Наташа сама себе удивилась. С Катюшей она прекрасно держала себя в руках, помня о том, что ее дочь очень ранима и любое проявление агрессии или даже перемены настроения матери в худшую сторону воспринимает на свой счет. Такой резкий разговор мог напугать ее.

Но не напугал.

Дочь вошла в квартиру с высоко поднятой головой и злым блеском в глазах.

«Обиделась, – поняла Наташа, – обиделась до смерти! Ну конечно, мы ведь не разговариваем друг с другом в таком тоне. Мы не командуем, кому, куда и когда идти. Мы «выше» всего этого».

Наташа хотела продолжить эту мысль, но увидела, во что была одета Катюша, и с большим трудом сдержала гнев.

– Что на тебе надето? – спросила Наташа предательски дрожащим голосом.

– Брюки.

– Это не брюки, это лосины. Их нельзя закатывать до колен. И этот топ сюда не подходит, не говоря уже о том, что у тебя примерзло пузо и покрылось гусиной кожей, как будто ты выщипала растущие на животе волосы. Переоденься, пожалуйста, смотреть противно.

Катюша открыла было рот, чтобы достойно ответить, но отчего-то не стала. Она молча скинула кроссовки, аккуратно поставила их на полку и удалилась в свою комнату. Наташа подождала ровно столько, сколько требуется, чтобы переодеться, и вошла в комнату дочери, плотно затворив за собой дверь. В комнате был настоящий свинарник – вещи комом валялись на полу, стуле, кресле, диване; торшер с бархатным абажуром покрылся слоем пыли, как и телевизор, компьютер и письменный стол. Кровать не застелена, белье неопрятно-серого цвета.

Наташа молча обозрела картину и спросила:

– Откуда у тебя деньги?

– Какие деньги?

– Я даю тебе намного меньше денег, чем ты тратишь. Я посмотрела банковскую выписку – ты не тратила с кредитки последние полгода так, как тратила раньше.

– Я стала экономнее. Многое из того, что мне было нужно раньше, теперь потеряло смысл. Мне неинтересно тратить деньги на какие-то вещи, которые раньше были важны. Ты из-за денег переполошилась так? Ты сама не своя.

– Катюша, откуда у тебя деньги? – повторила Наташа свой вопрос.

– Мам, да нет никаких денег! Что ты несешь?

– Когда ты встречалась с Димой в последний раз?

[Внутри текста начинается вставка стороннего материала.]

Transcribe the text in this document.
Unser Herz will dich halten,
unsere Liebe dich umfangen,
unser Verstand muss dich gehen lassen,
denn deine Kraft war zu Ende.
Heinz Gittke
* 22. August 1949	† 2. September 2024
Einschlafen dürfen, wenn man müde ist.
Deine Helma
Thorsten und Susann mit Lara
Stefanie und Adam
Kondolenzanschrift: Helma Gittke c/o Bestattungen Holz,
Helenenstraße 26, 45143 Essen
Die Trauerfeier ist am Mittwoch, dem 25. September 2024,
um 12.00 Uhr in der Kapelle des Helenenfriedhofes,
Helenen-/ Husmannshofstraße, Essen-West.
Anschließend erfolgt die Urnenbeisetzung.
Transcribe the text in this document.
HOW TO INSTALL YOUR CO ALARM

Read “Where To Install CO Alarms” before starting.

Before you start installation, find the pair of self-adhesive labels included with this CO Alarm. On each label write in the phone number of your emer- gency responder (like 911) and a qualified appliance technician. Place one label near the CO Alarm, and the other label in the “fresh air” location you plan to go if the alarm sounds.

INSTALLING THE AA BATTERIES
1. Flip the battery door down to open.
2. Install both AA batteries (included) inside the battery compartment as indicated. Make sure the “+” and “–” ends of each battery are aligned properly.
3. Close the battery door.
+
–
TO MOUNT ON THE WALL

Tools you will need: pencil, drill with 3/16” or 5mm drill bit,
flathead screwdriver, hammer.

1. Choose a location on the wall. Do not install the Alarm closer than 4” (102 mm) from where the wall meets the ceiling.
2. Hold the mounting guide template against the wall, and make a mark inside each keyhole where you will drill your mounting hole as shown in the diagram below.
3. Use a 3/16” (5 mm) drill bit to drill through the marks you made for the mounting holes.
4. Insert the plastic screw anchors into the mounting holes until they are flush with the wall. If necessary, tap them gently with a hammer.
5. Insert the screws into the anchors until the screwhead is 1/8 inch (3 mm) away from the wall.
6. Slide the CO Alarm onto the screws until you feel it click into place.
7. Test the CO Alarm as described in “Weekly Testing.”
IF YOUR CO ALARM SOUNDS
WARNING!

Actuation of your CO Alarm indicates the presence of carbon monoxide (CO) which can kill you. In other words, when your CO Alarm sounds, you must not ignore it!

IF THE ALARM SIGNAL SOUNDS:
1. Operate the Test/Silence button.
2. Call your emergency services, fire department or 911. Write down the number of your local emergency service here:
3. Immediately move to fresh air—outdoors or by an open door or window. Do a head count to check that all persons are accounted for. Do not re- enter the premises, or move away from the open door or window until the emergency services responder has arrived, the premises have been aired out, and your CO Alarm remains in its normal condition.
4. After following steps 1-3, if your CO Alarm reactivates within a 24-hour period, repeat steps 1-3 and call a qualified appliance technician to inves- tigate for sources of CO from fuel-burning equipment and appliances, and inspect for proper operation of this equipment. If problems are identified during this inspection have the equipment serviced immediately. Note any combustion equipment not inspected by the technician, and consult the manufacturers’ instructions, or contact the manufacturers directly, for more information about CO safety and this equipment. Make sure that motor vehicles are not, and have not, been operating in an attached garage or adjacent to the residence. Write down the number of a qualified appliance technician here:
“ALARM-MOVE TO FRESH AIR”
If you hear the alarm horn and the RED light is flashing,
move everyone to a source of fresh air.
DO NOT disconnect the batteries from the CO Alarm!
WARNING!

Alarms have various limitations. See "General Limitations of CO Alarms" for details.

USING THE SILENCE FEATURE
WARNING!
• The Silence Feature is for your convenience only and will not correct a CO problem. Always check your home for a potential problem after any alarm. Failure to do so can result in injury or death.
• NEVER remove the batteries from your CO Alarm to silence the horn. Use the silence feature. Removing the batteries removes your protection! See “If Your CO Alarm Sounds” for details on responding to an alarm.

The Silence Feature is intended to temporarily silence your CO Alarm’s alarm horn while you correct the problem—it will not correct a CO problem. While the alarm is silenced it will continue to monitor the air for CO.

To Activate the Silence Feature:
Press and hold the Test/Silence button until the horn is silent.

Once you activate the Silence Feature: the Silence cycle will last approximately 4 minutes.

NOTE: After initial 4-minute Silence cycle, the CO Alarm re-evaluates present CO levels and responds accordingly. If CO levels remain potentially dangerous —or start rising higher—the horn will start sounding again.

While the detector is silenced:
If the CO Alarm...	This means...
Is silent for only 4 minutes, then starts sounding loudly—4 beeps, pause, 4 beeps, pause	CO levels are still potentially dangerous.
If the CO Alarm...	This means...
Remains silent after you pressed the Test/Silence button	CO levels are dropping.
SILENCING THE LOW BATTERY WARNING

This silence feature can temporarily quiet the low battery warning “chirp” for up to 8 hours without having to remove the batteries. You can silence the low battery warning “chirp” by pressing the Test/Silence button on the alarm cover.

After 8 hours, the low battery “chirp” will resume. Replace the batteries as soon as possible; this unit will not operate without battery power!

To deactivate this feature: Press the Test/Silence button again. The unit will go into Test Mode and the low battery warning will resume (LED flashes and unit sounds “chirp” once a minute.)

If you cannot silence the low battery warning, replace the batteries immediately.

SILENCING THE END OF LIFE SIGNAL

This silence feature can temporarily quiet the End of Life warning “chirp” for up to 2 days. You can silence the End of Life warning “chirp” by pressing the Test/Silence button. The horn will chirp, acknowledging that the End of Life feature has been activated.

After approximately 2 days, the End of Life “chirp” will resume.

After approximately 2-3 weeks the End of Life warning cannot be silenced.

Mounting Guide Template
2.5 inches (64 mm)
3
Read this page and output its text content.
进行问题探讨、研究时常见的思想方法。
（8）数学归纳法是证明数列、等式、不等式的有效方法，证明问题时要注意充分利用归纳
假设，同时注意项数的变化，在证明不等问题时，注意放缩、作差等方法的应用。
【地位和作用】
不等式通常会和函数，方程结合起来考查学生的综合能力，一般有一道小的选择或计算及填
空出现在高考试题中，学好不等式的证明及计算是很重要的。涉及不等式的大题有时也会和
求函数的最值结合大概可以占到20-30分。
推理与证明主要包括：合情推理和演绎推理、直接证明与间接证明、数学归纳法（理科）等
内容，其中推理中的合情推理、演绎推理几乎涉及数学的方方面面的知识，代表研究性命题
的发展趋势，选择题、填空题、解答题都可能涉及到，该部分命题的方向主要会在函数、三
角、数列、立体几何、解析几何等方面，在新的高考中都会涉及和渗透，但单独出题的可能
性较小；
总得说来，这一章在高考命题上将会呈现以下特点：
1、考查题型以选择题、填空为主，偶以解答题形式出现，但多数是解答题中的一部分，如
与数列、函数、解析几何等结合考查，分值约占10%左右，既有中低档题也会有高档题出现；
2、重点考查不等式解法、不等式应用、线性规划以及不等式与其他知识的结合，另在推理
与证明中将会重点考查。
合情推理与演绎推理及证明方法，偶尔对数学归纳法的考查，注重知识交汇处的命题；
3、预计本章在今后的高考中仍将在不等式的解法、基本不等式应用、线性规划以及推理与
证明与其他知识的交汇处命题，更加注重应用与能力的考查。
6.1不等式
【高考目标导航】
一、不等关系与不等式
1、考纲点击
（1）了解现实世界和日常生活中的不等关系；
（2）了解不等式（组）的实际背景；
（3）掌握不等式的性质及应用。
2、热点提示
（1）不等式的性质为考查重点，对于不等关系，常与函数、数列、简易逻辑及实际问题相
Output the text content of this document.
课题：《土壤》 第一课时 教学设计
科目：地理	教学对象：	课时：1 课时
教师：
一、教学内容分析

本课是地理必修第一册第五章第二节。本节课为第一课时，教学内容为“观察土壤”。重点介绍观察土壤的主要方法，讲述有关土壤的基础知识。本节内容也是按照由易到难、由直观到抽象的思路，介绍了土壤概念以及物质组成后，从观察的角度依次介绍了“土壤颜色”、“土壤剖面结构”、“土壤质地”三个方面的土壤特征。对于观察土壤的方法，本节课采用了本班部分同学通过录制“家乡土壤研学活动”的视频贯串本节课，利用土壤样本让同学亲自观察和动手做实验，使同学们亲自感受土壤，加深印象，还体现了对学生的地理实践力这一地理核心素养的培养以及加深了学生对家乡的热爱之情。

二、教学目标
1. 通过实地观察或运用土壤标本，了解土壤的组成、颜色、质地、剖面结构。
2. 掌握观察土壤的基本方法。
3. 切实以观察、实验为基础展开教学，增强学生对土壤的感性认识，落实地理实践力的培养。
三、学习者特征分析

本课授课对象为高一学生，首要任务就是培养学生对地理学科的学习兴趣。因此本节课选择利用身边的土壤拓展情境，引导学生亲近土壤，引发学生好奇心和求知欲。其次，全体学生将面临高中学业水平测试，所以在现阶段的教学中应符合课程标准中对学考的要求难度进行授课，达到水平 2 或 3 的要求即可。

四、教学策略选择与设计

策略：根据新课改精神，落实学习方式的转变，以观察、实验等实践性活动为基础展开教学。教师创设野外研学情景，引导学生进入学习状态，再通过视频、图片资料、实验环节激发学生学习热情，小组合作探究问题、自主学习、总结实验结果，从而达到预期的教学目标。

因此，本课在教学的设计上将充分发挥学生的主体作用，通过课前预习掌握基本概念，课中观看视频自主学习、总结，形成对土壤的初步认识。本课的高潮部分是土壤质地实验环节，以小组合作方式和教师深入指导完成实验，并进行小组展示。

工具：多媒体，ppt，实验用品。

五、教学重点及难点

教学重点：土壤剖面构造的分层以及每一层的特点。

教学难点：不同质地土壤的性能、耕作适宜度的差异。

Вопрос оказался для Катюши неожиданным. Она побледнела, и быстро взять себя в руки ей не удалось. Она сглотнула и помотала головой, как будто пыталась своими жестами показать, что это был глупый вопрос, и что ответить на него серьезно просто нельзя.

– Ты встречалась с Димой в мое отсутствие?

– Что?

– Ты прекрасно поняла вопрос.

– Нет.

– Не лги мне. Что вас связывало?

– Мама, да я говорю тебе…

«Все! – мелькнуло в голове. – Я так больше не могу!».

Наташа ударила ладонью по столу. После того что она сегодня пережила, она была не готова долго и тактично подходить к правде или довольствоваться полуправдой. Ей нужно было понять, с чем она имеет дело, и разобраться с этим. Разобраться раз и навсегда. Она не может и не хочет лишних подозрений, не хочет думать и догадываться о вещах, которые не просто нужно узнать, но еще и постараться как-то пережить.

– Перестань мне лгать, – сказала она с металлом в голосе. – Я тебя серьезно спрашиваю – как часто и за что Дима давал тебе деньги? Вы были любовниками?

Катюшины глаза раскрылись широко. Конечно, не ожидаешь, что кто-то войдет в твой дом незваным, когда раньше бродил вокруг ограды, не позволяя себе без спроса даже заглянуть в огород.

– Как часто вы встречались? У вас были отношения? Или ты оказывала ему услуги за деньги? Катя, отвечай на вопросы, не молчи! Мне нужно понимать, какие у вас были отношения и что там, в конце концов, произошло!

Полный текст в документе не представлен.